Some, like Jason Zandberg, speculate that initial recreational marijuana sales will have to be done online and via mail since stocking enough supply for the demand in government dispensaries may not be possible.

Zandberg said, “There will be a shortage initially. My concerns are that if that is used as an excuse to push the date of recreational legalization back, there’s a danger that it slips into the next election cycle and doesn’t actually happen.”

On March 31, Canada had 167,754 registered medical marijuana patients, and they’re already experiencing some supply issues.

To help productivity and prevent continued shortages, Health Canada has pledged to speed up its approval process for growers.

Cam Mingay of Cassels Brock said, “I don’t’ know what anyone can do about it – you can’t force the plants to grow faster. You could approve 50 more tomorrow, and realistically they could probably be in production by the end of 2018 in any meaningful capacity.”

The rushing to approve licenses may still not make enough product available for the demand. Some provinces, as far as creating regulations are concerned, are further ahead than others, which is also a factor.

The U.S. Has More Marijuana Industry Workers Than Dental Hygienists

Budtenders

The Marijuana Business Factbook reports that there are more people working in the legal marijuana industry than as dental hygienists.  It is estimated that there are between 165,000 – 235,000 marijuana industry workers nationally, and about 200,000 dental hygienists.

These industry employment figures include all aspects of the marijuana industry, such as lab techs, infusion product employees, retail/dispensary employees and those working in wholesale, according to Newsweek. Ancillary company workers are “a sizeable portion of the revenue from the marijuana industry,” and were therefore included as part of the data.

Standardized industry data is not available due to marijuana’s federal status.

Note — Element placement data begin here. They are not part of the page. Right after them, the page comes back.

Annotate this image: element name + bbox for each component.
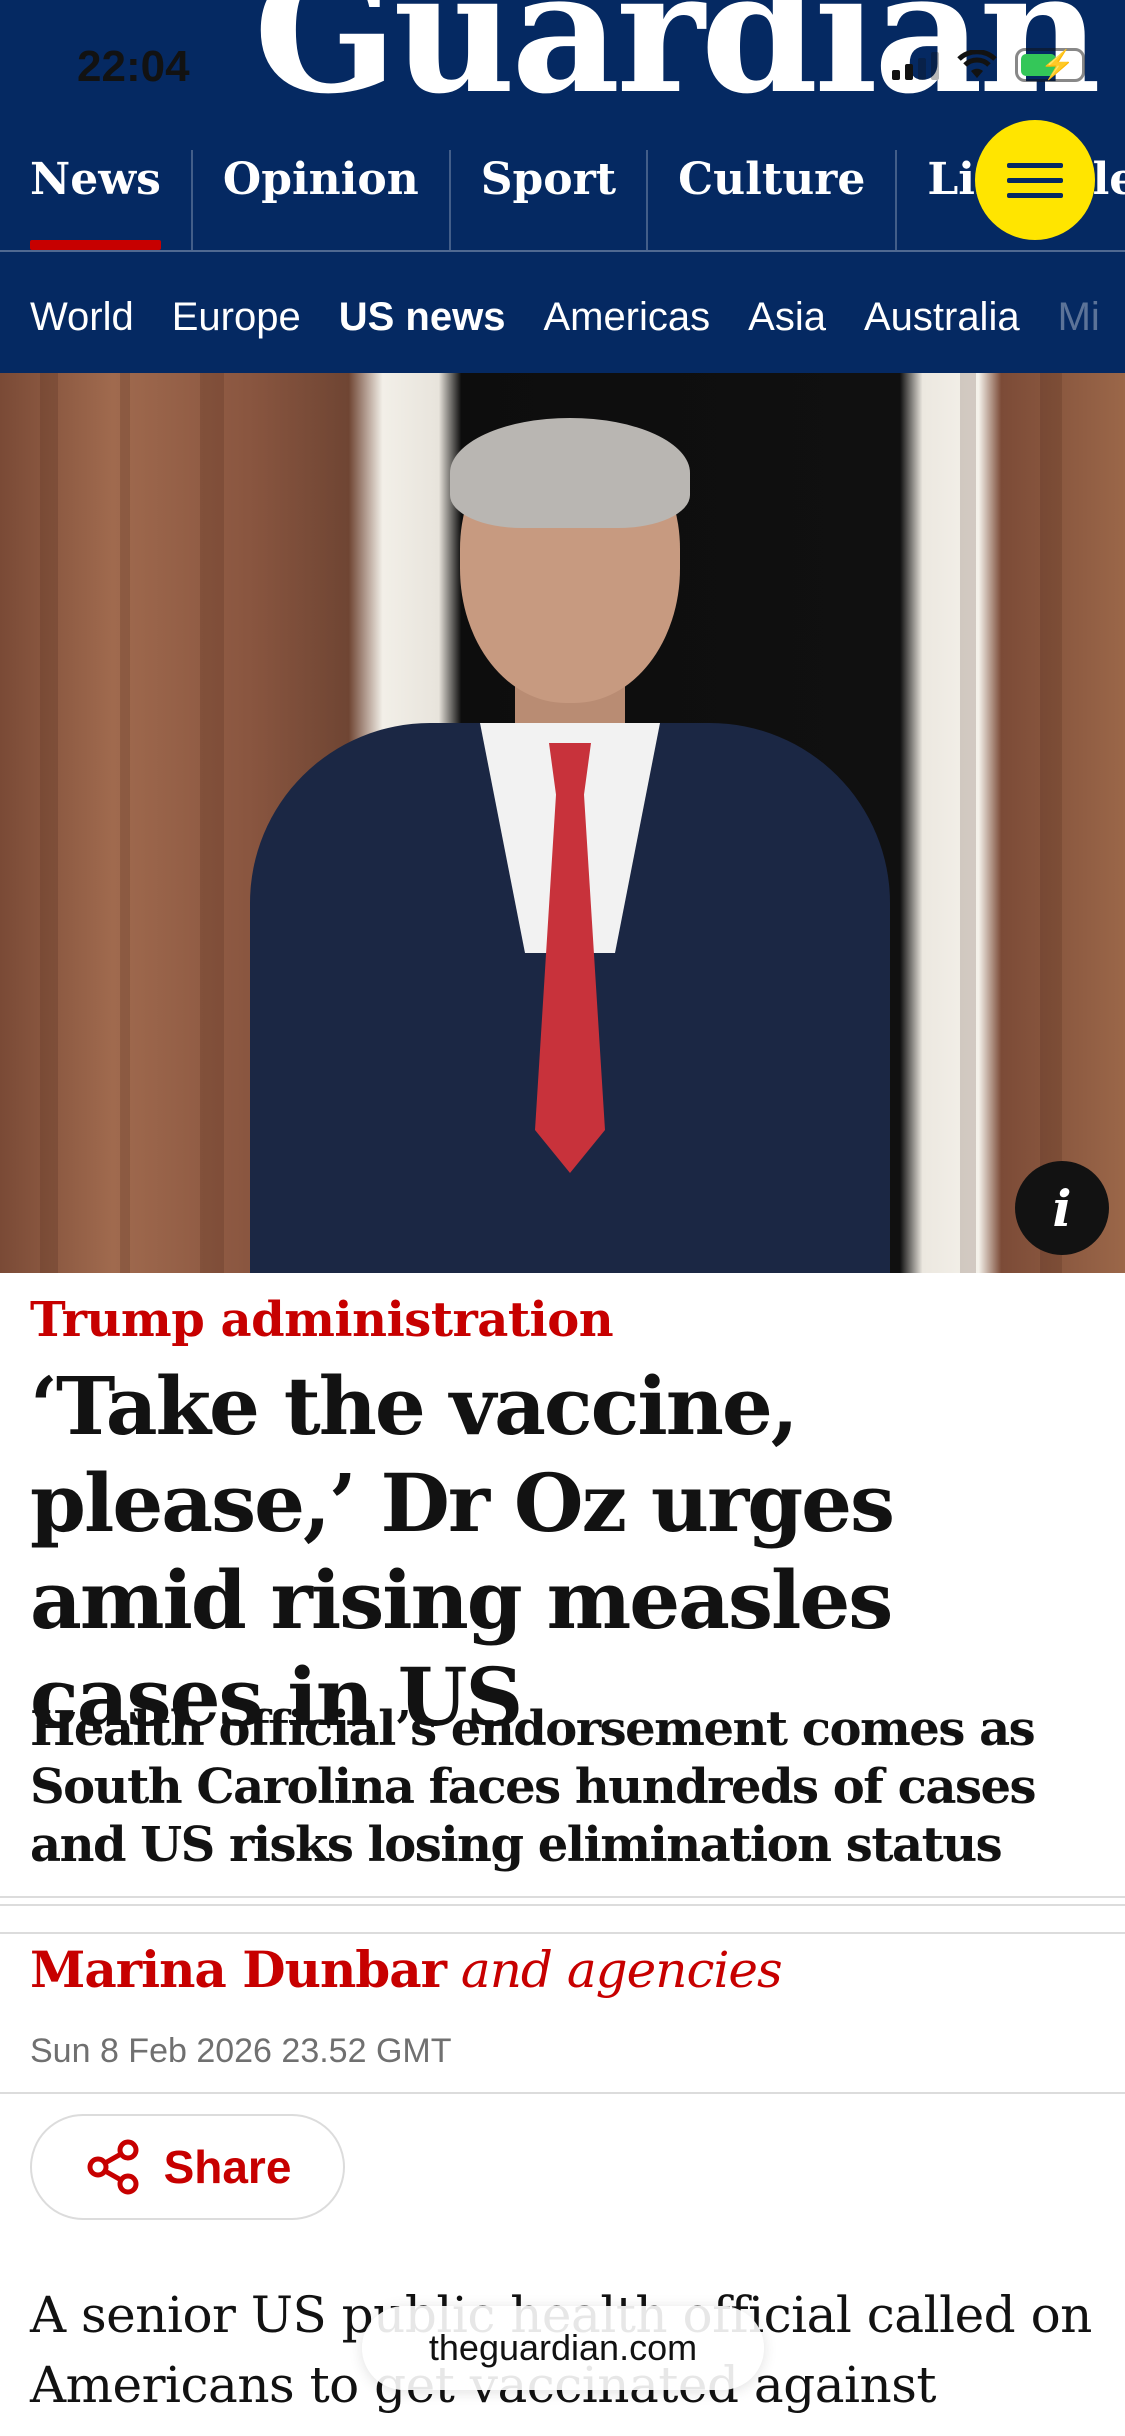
pillar-opinion[interactable]: Opinion [190, 150, 449, 250]
pillar-label: Opinion [222, 154, 419, 205]
article-standfirst: Health official’s endorsement comes as S… [30, 1701, 1037, 1873]
pillar-nav: News Opinion Sport Culture Lifestyle [0, 150, 1125, 250]
status-bar-icons: ⚡ [892, 48, 1085, 82]
divider [0, 1896, 1125, 1898]
subnav-europe[interactable]: Europe [172, 295, 301, 340]
hero-image[interactable]: i [0, 373, 1125, 1273]
browser-url-bar[interactable]: theguardian.com [362, 2306, 764, 2390]
section-subnav: World Europe US news Americas Asia Austr… [0, 272, 1100, 362]
pillar-sport[interactable]: Sport [448, 150, 646, 250]
divider [0, 1904, 1125, 1906]
subnav-us-news[interactable]: US news [339, 295, 506, 340]
article-date: Sun 8 Feb 2026 23.52 GMT [30, 2032, 452, 2070]
subnav-asia[interactable]: Asia [748, 295, 826, 340]
pillar-news[interactable]: News [0, 150, 191, 250]
subnav-americas[interactable]: Americas [543, 295, 710, 340]
wifi-icon [957, 50, 997, 78]
subnav-australia[interactable]: Australia [864, 295, 1020, 340]
hamburger-menu-icon[interactable] [975, 120, 1095, 240]
byline-author[interactable]: Marina Dunbar [30, 1940, 447, 1999]
article-byline: Marina Dunbar and agencies [30, 1940, 783, 1999]
pillar-label: Sport [480, 154, 617, 205]
pillar-culture[interactable]: Culture [646, 150, 895, 250]
article-kicker[interactable]: Trump administration [30, 1292, 614, 1348]
share-label: Share [163, 2141, 292, 2193]
status-bar-time: 22:04 [77, 42, 190, 91]
portrait-figure [250, 418, 890, 1273]
nav-divider [0, 250, 1125, 252]
site-header: Guardian 22:04 ⚡ News Opinion Sport Cult… [0, 0, 1125, 373]
info-icon: i [1052, 1178, 1072, 1238]
cellular-signal-icon [892, 50, 939, 80]
divider [0, 2092, 1125, 2094]
share-button[interactable]: Share [30, 2114, 345, 2220]
subnav-middle-east[interactable]: Mi [1058, 295, 1100, 340]
pillar-label: News [30, 154, 161, 205]
subnav-world[interactable]: World [30, 295, 134, 340]
divider [0, 1932, 1125, 1934]
image-info-button[interactable]: i [1015, 1161, 1109, 1255]
article-headline: ‘Take the vaccine, please,’ Dr Oz urges … [30, 1359, 895, 1744]
share-icon [87, 2139, 139, 2195]
battery-icon: ⚡ [1015, 48, 1085, 82]
byline-agencies: and agencies [460, 1941, 783, 1999]
pillar-label: Culture [678, 154, 866, 205]
url-text: theguardian.com [428, 2327, 698, 2368]
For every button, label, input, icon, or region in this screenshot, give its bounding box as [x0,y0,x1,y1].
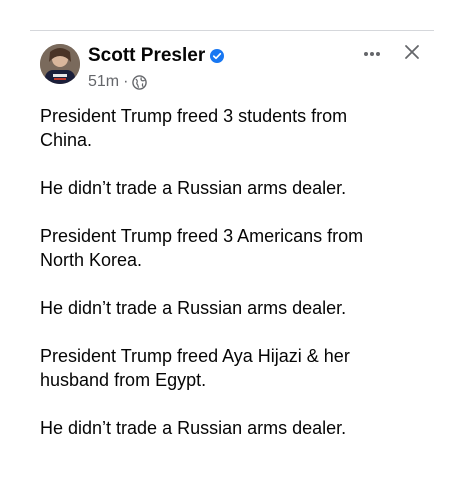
meta-separator: · [123,73,129,90]
post-timestamp[interactable]: 51m [88,72,119,92]
avatar-image [40,44,80,84]
more-horizontal-icon [364,52,380,56]
post-paragraph: President Trump freed Aya Hijazi & her h… [40,346,350,390]
post-paragraph: He didn’t trade a Russian arms dealer. [40,418,347,438]
post-body: President Trump freed 3 students from Ch… [40,104,430,464]
verified-badge-icon [210,49,225,63]
globe-icon[interactable] [132,74,148,90]
post-paragraph: President Trump freed 3 Americans from N… [40,226,364,270]
post-meta: 51m · [88,72,148,92]
close-icon [405,45,419,59]
more-options-button[interactable] [360,42,384,66]
post-paragraph: He didn’t trade a Russian arms dealer. [40,298,347,318]
post-card: Scott Presler 51m · President Trump free… [0,0,462,500]
post-paragraph: He didn’t trade a Russian arms dealer. [40,178,347,198]
author-row: Scott Presler [88,44,225,68]
author-name[interactable]: Scott Presler [88,44,205,68]
close-button[interactable] [400,40,424,64]
post-paragraph: President Trump freed 3 students from Ch… [40,106,348,150]
avatar[interactable] [40,44,80,84]
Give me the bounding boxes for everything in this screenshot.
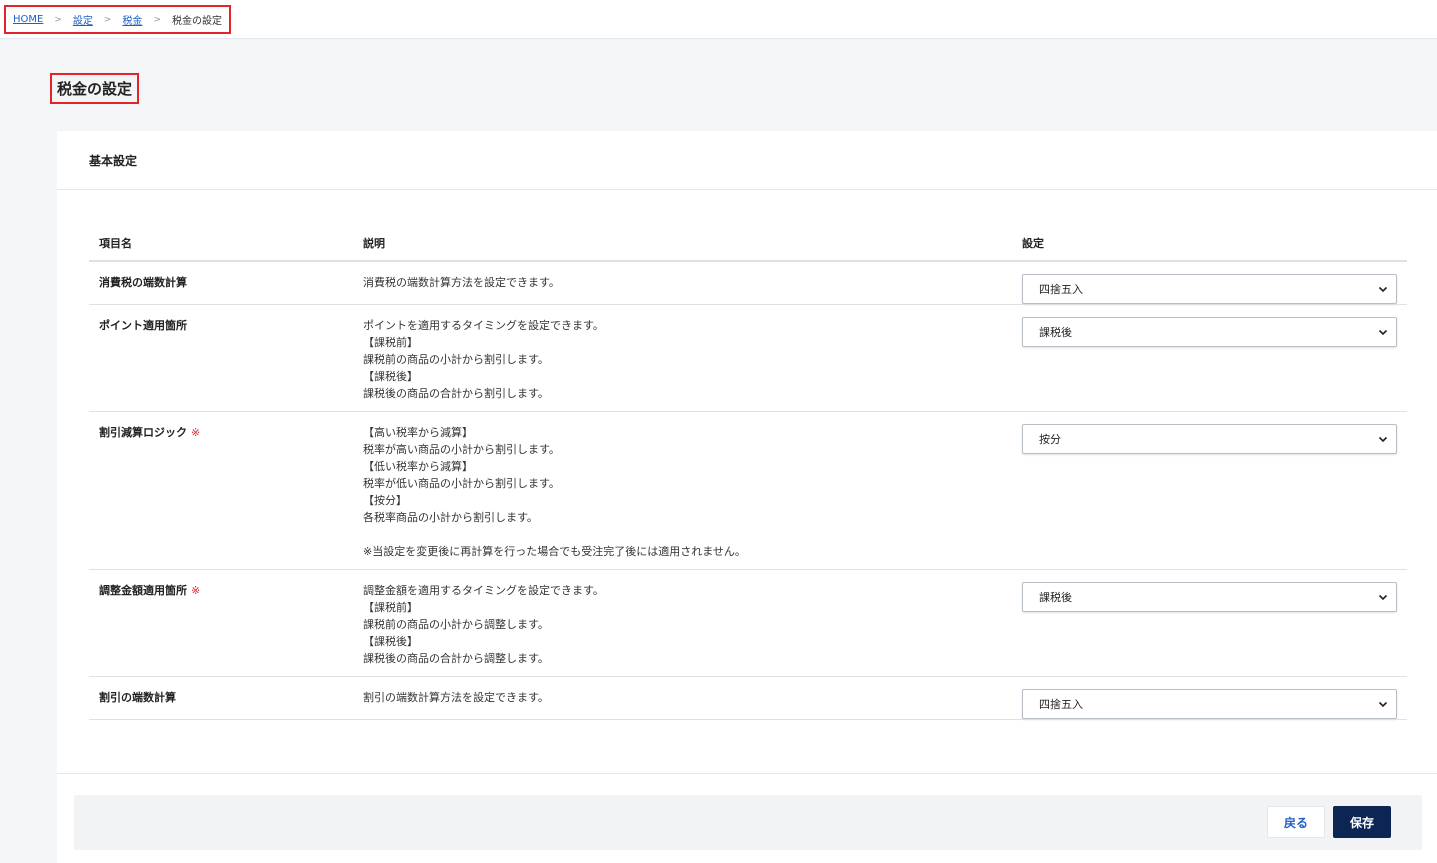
breadcrumb-tax-link[interactable]: 税金	[122, 12, 142, 27]
row-name: ポイント適用箇所	[99, 319, 187, 332]
row-name: 調整金額適用箇所	[99, 584, 187, 597]
row-name: 消費税の端数計算	[99, 276, 187, 289]
breadcrumb-settings-link[interactable]: 設定	[73, 12, 93, 27]
row-name-cell: 割引減算ロジック ※	[89, 411, 352, 570]
chevron-down-icon	[1378, 701, 1388, 708]
header-item-name: 項目名	[89, 230, 352, 262]
row-description: ポイントを適用するタイミングを設定できます。 【課税前】 課税前の商品の小計から…	[352, 304, 1011, 412]
row-description: 消費税の端数計算方法を設定できます。	[352, 261, 1011, 305]
breadcrumb-separator: >	[153, 14, 161, 25]
consumption-tax-rounding-select[interactable]: 四捨五入	[1022, 274, 1397, 304]
breadcrumb: HOME > 設定 > 税金 > 税金の設定	[4, 5, 231, 34]
row-setting-cell: 課税後	[1011, 304, 1407, 412]
chevron-down-icon	[1378, 286, 1388, 293]
required-mark: ※	[191, 426, 201, 439]
footer-action-bar: 戻る 保存	[74, 795, 1422, 850]
adjustment-application-select[interactable]: 課税後	[1022, 582, 1397, 612]
chevron-down-icon	[1378, 329, 1388, 336]
row-setting-cell: 四捨五入	[1011, 676, 1407, 720]
select-value: 四捨五入	[1039, 282, 1083, 296]
row-name-cell: ポイント適用箇所	[89, 304, 352, 412]
table-row: 割引の端数計算 割引の端数計算方法を設定できます。 四捨五入	[89, 676, 1407, 720]
row-name: 割引減算ロジック	[99, 426, 187, 439]
row-setting-cell: 四捨五入	[1011, 261, 1407, 305]
footer-divider	[57, 773, 1437, 774]
page-title: 税金の設定	[50, 73, 140, 104]
table-row: 消費税の端数計算 消費税の端数計算方法を設定できます。 四捨五入	[89, 261, 1407, 305]
back-button[interactable]: 戻る	[1267, 806, 1325, 838]
point-application-select[interactable]: 課税後	[1022, 317, 1397, 347]
row-name-cell: 割引の端数計算	[89, 676, 352, 720]
header-setting: 設定	[1011, 230, 1407, 262]
breadcrumb-separator: >	[54, 14, 62, 25]
select-value: 按分	[1039, 432, 1061, 446]
select-value: 課税後	[1039, 590, 1072, 604]
breadcrumb-current: 税金の設定	[171, 16, 222, 27]
discount-rounding-select[interactable]: 四捨五入	[1022, 689, 1397, 719]
section-title: 基本設定	[57, 131, 1437, 190]
breadcrumb-separator: >	[103, 14, 112, 25]
discount-logic-select[interactable]: 按分	[1022, 424, 1397, 454]
settings-card: 基本設定 項目名 説明 設定 消費税の端数計算 消費税の端数計算方法を設定できま…	[57, 131, 1437, 863]
table-row: 割引減算ロジック ※ 【高い税率から減算】 税率が高い商品の小計から割引します。 …	[89, 411, 1407, 570]
breadcrumb-home-link[interactable]: HOME	[13, 14, 43, 25]
row-description: 【高い税率から減算】 税率が高い商品の小計から割引します。 【低い税率から減算】…	[352, 411, 1011, 570]
select-value: 課税後	[1039, 325, 1072, 339]
row-setting-cell: 按分	[1011, 411, 1407, 570]
header-description: 説明	[352, 230, 1011, 262]
required-mark: ※	[191, 584, 201, 597]
row-description: 調整金額を適用するタイミングを設定できます。 【課税前】 課税前の商品の小計から…	[352, 569, 1011, 677]
row-name-cell: 調整金額適用箇所 ※	[89, 569, 352, 677]
row-name-cell: 消費税の端数計算	[89, 261, 352, 305]
row-name: 割引の端数計算	[99, 691, 176, 704]
table-row: ポイント適用箇所 ポイントを適用するタイミングを設定できます。 【課税前】 課税…	[89, 304, 1407, 412]
row-description: 割引の端数計算方法を設定できます。	[352, 676, 1011, 720]
save-button[interactable]: 保存	[1333, 806, 1391, 838]
row-setting-cell: 課税後	[1011, 569, 1407, 677]
chevron-down-icon	[1378, 594, 1388, 601]
chevron-down-icon	[1378, 436, 1388, 443]
table-header-row: 項目名 説明 設定	[89, 230, 1407, 262]
settings-table: 項目名 説明 設定 消費税の端数計算 消費税の端数計算方法を設定できます。 四捨…	[89, 230, 1407, 720]
table-row: 調整金額適用箇所 ※ 調整金額を適用するタイミングを設定できます。 【課税前】 課…	[89, 569, 1407, 677]
select-value: 四捨五入	[1039, 697, 1083, 711]
top-bar: HOME > 設定 > 税金 > 税金の設定	[0, 0, 1437, 39]
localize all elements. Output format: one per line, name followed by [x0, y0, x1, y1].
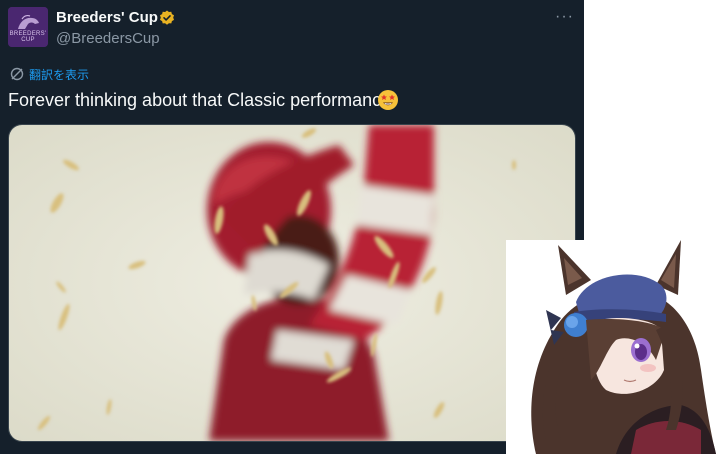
user-handle[interactable]: @BreedersCup [56, 30, 160, 47]
tweet-card: BREEDERS' CUP Breeders' Cup @BreedersCup… [0, 0, 584, 454]
anime-character-sticker [506, 240, 716, 454]
horse-girl-character-image [506, 240, 716, 454]
display-name[interactable]: Breeders' Cup [56, 9, 158, 26]
translate-globe-icon [10, 67, 24, 81]
verified-badge-icon [160, 10, 174, 25]
jockey-video-still [9, 125, 575, 441]
avatar-logo-text: BREEDERS' CUP [9, 31, 47, 43]
more-options-button[interactable]: ··· [555, 8, 574, 26]
avatar[interactable]: BREEDERS' CUP [8, 7, 48, 47]
translate-link[interactable]: 翻訳を表示 [9, 66, 89, 82]
tweet-video[interactable] [8, 124, 576, 442]
translate-label: 翻訳を表示 [29, 67, 90, 82]
star-struck-emoji-icon [378, 90, 398, 110]
tweet-text: Forever thinking about that Classic perf… [8, 90, 397, 110]
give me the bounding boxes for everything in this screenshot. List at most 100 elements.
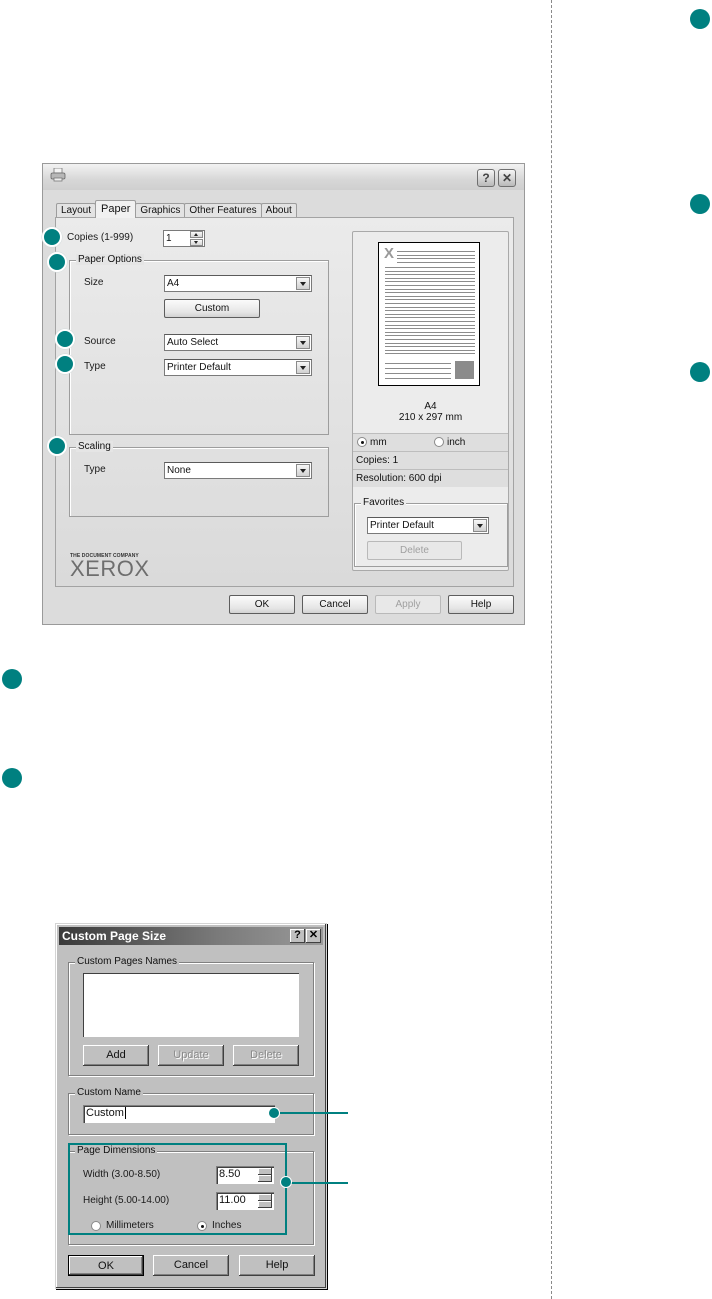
ok-button[interactable]: OK xyxy=(68,1255,144,1276)
size-label: Size xyxy=(84,277,104,288)
unit-mm-label: mm xyxy=(370,437,387,448)
scaling-legend: Scaling xyxy=(76,441,113,452)
tab-other-features[interactable]: Other Features xyxy=(184,203,262,218)
help-button[interactable]: Help xyxy=(239,1255,315,1276)
text-line xyxy=(385,328,475,330)
unit-inch-radio[interactable] xyxy=(434,437,444,447)
paper-options-group: Paper Options Size A4 Custom Source Auto… xyxy=(69,254,329,435)
custom-button[interactable]: Custom xyxy=(164,299,260,318)
text-line xyxy=(385,346,475,348)
favorites-value: Printer Default xyxy=(370,520,434,531)
tab-about[interactable]: About xyxy=(260,203,297,218)
update-button[interactable]: Update xyxy=(158,1045,224,1066)
paper-dimensions: 210 x 297 mm xyxy=(398,412,463,423)
title-bar: ? ✕ xyxy=(43,164,524,190)
spin-down-button[interactable] xyxy=(190,239,203,246)
step-bullet-1 xyxy=(690,9,710,29)
text-line xyxy=(385,285,475,286)
text-line xyxy=(385,299,475,301)
text-line xyxy=(385,353,475,355)
favorites-group: Favorites Printer Default Delete xyxy=(354,497,508,567)
page-preview-thumbnail: X xyxy=(378,242,480,386)
callout-dot-page-dimensions xyxy=(280,1176,292,1188)
delete-button[interactable]: Delete xyxy=(233,1045,299,1066)
text-line xyxy=(385,339,475,340)
chevron-down-icon[interactable] xyxy=(296,336,310,349)
source-label: Source xyxy=(84,336,116,347)
printer-properties-window: ? ✕ Layout Paper Graphics Other Features… xyxy=(42,163,525,625)
paper-type-value: Printer Default xyxy=(167,362,231,373)
chevron-down-icon[interactable] xyxy=(296,361,310,374)
close-title-button[interactable]: ✕ xyxy=(498,169,516,187)
scaling-group: Scaling Type None xyxy=(69,441,329,517)
source-value: Auto Select xyxy=(167,337,219,348)
column-divider xyxy=(551,0,552,1299)
text-line xyxy=(385,303,475,304)
copies-info: Copies: 1 xyxy=(353,451,508,469)
text-line xyxy=(385,349,475,351)
paper-name: A4 xyxy=(424,401,437,412)
text-line xyxy=(385,321,475,322)
step-bullet-3 xyxy=(690,362,710,382)
custom-pages-names-legend: Custom Pages Names xyxy=(75,956,180,967)
text-line xyxy=(385,335,475,337)
copies-label: Copies (1-999) xyxy=(67,232,134,243)
window-title: Custom Page Size xyxy=(62,929,167,943)
title-bar: Custom Page Size ? ✕ xyxy=(59,927,323,945)
tab-graphics[interactable]: Graphics xyxy=(135,203,186,218)
step-bullet-2 xyxy=(690,194,710,214)
copies-value: 1 xyxy=(166,233,172,244)
text-line xyxy=(385,342,475,344)
text-line xyxy=(385,373,451,374)
close-title-button[interactable]: ✕ xyxy=(306,929,321,943)
xerox-logo: THE DOCUMENT COMPANY XEROX xyxy=(70,553,150,580)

A recent study found that Washington state marijuana industry employees make $16 per hour on average. Marijuana industry businesses prefer to pay better than other industries in order to retain their workforce.

It was estimated in January that there were more than 122,814 full-time marijuana industry jobs at the beginning of 2017. As many more states have implemented marijuana laws or increased access this number has increased.

CNBC estimates that there could be upwards of 250,000 new marijuana industry positions filled by 2020. The states implementing new recreational marijuana laws, like Nevada, will help fuel the spike in job creation.